By Angelie Ryah from Progreso Honduras
oday was a day of meeting new friends. It was a day of hearing history and poetry and reality. It was a day of stories. First the story of a radio station where multiple voices speak truth and challenge, sorrow and hope. Voices of the past like Bertha Caceres and voices of the present like Padre Melo.
Stories bring people close. They turn strangers into friends by describing how alike we really are. Though the details differ, we know in our cells the same experiences. We know what it’s like to lie awake night after night worried about a family member. Where are they? Are they safe? When will I see them again –will I ever see them again? We know what it’s like to need help, to be at the end of our own knowledge or money or time or strength or ingenuity. We all know what it’s like to receive help-- that fresh clean gasp of breath into searing lungs as we beak the surface after coming up from far, far, far down in dark waters.
We get a taste of resurrection . We all know what it’s like to give help, to see our own wild hearts leap out of our bodies towards someone else and to follow after it.

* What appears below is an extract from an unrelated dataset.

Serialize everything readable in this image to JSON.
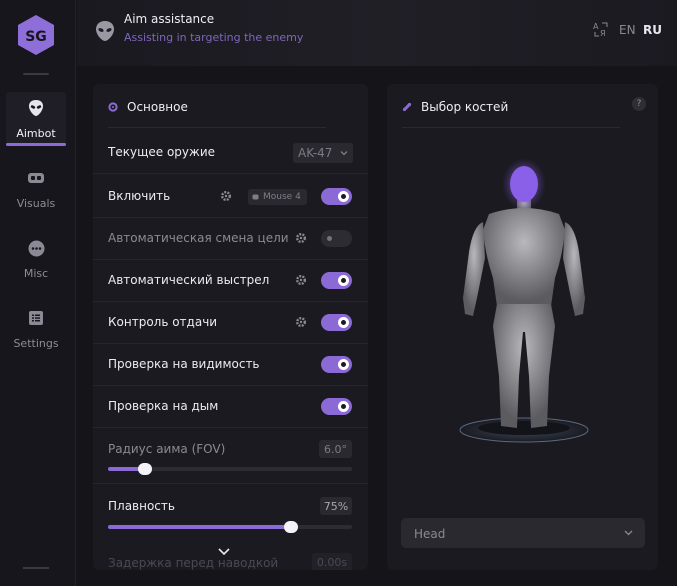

We know the joy of offering even our small bit to that desperate person who sees it as the storm clouds broken apart by an angel; we know the humility of hearing their gratitude and wanting to do more, wishing we had done something sooner.
Today we heard stories of merciless extortion, job loss, land loss, Covid and hurricanes rendering life impossible, impossible to stay. We heard stories of courage, caravans, compassion, cartels, corruption, and countries. The best and worst of humanity were in these stories. We were brought closer by them.
These stories are sacred, filled with the Divine. Only Love is strong enough to compel a woman to form a nonprofit committed to finding the “disappeared” no matter where that search may lead. Sometimes it ends at a grave. Sometimes it reunites a mother and daughter separated by 2 or 18 or 40 years. Only Divine Compassion can guide a pastor and his flock to arrange safe passage for a family under death threats from cartels.
These stories are threads, and sharing them is weaving a tapestry. Everyone has the colorful fibers to create a beautiful image, if we will step into the loom together. No one’s story is enough on its own; we are invited by Love to pull our threads through our common cords, to wrap and tighten them together, in strong knots here, soft edging there. We each are beckoned, moment by moment, to shape our own stories with others. The Loom awaits.